Le leader du championnat a déjà signé ailleurs pour 2027
Le cœur du débat porte sur le statut contractuel de Jorge Martín. Le pilote a déjà paraphé un accord en vue de 2027 avec Yamaha, décision qui rend la fin de saison particulièrement délicate pour Aprilia. Si Martín confirme sa domination et devient champion, il emportera le maillot de numéro 1 hors des ateliers de Noale, reproduisant le mouvement observé lors de son passage de Ducati vers Aprilia après 2024. Ce scénario alimente naturellement des interrogations sur l’équité des traitements en piste et dans les stands, et sur la manière dont le paddock gèrera les intérêts d’un constructeur et d’un pilote promis à un autre employeur.

Le patron d’Aprilia écarte toute manoeuvre
Interrogé dans un entretien accordé à une chaîne italienne, Massimo Rivola, patron d’Aprilia, a écarté toute idée de manœuvre destinée à nuire à Jorge Martín. Rivola a explicité que la priorité pour la firme de Noale est de faire d’Aprilia un constructeur vainqueur, un objectif qualifié d’historique pour l’usine et ses équipes techniques, et que tout le personnel de Noale le mérite indépendamment de l’identité du pilote qui soulèverait le trophée. Le dirigeant a donc mis en avant l’intérêt collectif du constructeur plutôt qu’une logique individuelle liée aux contrats futurs.
Préférence assumée pour l’équipe officielle sans directive
Dans le même entretien, Rivola a concédé une préférence interne: il souhaiterait que le titre revienne à un pilote de l’équipe officielle. Cette nuance laisse apparaître une ligne de fracture entre souhait et consigne. Le dirigeant n’a pas évoqué de directives visant à défavoriser un pilote en particulier, il a seulement exprimé sa préférence pour que les deux places les plus hautes du podium final soient occupées par des représentants officiels de la marque. La formulation souligne une inclinaison managériale, sans pour autant constituer la preuve d’une consigne ou d’un comportement inadéquat de la part de l’usine.
Ce que la formule laisse ouvert
La situation met en lumière la complexité de la gestion d’un effectif performant lorsque les trajectoires contractuelles divergent. Aprilia dispose d’un avantage manifeste sur le plan sportif, avec plusieurs pilotes bien placés au classement, mais cet atout s’accompagne d’un risque de dispersion des lauriers si le leader s’en va en emportant la primeur du succès. Pour la marque, remporter le titre représenterait une confirmation de la montée en puissance de l’usine et une récompense pour des années d’investissement, tandis que la perspective de perdre le numéro 1 au bénéfice d’un rival pour 2027 pose une question d’image et de continuité.

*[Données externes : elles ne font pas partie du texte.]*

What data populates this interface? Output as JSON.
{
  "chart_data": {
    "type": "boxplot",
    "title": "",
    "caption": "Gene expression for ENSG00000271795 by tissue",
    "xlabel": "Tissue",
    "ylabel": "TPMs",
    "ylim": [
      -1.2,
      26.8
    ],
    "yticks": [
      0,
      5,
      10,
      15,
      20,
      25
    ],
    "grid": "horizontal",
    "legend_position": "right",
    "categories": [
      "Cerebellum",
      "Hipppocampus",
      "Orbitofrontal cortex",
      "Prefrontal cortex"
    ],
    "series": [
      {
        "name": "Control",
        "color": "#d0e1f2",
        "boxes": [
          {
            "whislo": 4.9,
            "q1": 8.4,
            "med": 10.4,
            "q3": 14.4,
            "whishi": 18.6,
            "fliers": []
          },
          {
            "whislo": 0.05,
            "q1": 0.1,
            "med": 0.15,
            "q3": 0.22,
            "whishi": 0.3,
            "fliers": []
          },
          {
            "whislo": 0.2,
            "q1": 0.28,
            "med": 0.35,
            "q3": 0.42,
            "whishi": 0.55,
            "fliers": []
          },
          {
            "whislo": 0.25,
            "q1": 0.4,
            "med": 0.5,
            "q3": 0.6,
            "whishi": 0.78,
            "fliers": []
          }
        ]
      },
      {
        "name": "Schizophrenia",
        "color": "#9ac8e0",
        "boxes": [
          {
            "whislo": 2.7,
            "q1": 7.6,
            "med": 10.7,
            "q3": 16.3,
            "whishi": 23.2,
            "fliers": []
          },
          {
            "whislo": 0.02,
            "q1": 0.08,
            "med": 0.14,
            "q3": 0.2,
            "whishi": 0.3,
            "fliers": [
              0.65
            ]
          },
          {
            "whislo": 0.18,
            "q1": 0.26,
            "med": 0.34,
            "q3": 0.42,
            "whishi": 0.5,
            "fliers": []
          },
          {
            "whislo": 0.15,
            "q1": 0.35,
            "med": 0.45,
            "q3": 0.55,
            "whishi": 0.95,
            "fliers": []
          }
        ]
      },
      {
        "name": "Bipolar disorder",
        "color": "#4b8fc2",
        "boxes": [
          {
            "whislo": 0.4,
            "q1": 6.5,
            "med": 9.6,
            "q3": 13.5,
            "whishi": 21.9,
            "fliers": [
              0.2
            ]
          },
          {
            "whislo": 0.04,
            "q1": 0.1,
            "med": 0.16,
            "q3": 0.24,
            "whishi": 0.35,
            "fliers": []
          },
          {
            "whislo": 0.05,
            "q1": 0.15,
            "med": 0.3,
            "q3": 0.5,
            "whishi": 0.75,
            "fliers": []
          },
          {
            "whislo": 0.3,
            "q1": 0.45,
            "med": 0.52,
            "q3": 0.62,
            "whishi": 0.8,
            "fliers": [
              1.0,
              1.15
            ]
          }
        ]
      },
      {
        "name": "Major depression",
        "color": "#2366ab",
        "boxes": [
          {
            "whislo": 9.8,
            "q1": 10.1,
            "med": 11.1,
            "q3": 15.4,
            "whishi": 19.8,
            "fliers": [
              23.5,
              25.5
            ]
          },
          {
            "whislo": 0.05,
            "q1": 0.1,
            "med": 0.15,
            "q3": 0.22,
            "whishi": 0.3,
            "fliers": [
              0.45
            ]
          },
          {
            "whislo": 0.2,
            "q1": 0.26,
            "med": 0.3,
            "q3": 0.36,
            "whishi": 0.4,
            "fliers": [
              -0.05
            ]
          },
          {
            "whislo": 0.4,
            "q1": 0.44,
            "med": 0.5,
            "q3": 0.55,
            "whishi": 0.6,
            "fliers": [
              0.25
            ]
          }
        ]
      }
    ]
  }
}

Ce serait la cinquième marque championne en huit ans
Si Aprilia parvenait à inscrire son nom au palmarès, la marque deviendrait la cinquième à remporter le titre MotoGP en huit ans, ce qui illustrerait la diversité des couronnes récentes et la concurrence serrée entre constructeurs. Ce contexte renforce la valeur symbolique d’un succès pour Noale: il s’agirait d’une première historique, symbolisant l’entrée d’Aprilia dans le club des marques victorieuses à l’ère moderne du MotoGP.
Le mur du box Yamaha n’avait rien à voir avec la rivalité des pilotes
Une question rapportée, pas une affaire prouvée
En l’état, aucune preuve n’indique qu’une consigne ait été donnée pour avantager ou désavantager tel ou tel pilote. Les prises de parole du patron d’Aprilia répondent à une question posée publiquement et dessinent une ligne de conduite affichée: pas de sabotage intentionnel, priorité à la victoire pour la marque, et une préférence pour les pilotes officiels sans directive explicite. La période à venir s’annonce donc comme une fin de saison à haut risque politique, où chaque résultat aura une résonance plus large que de simples points au championnat.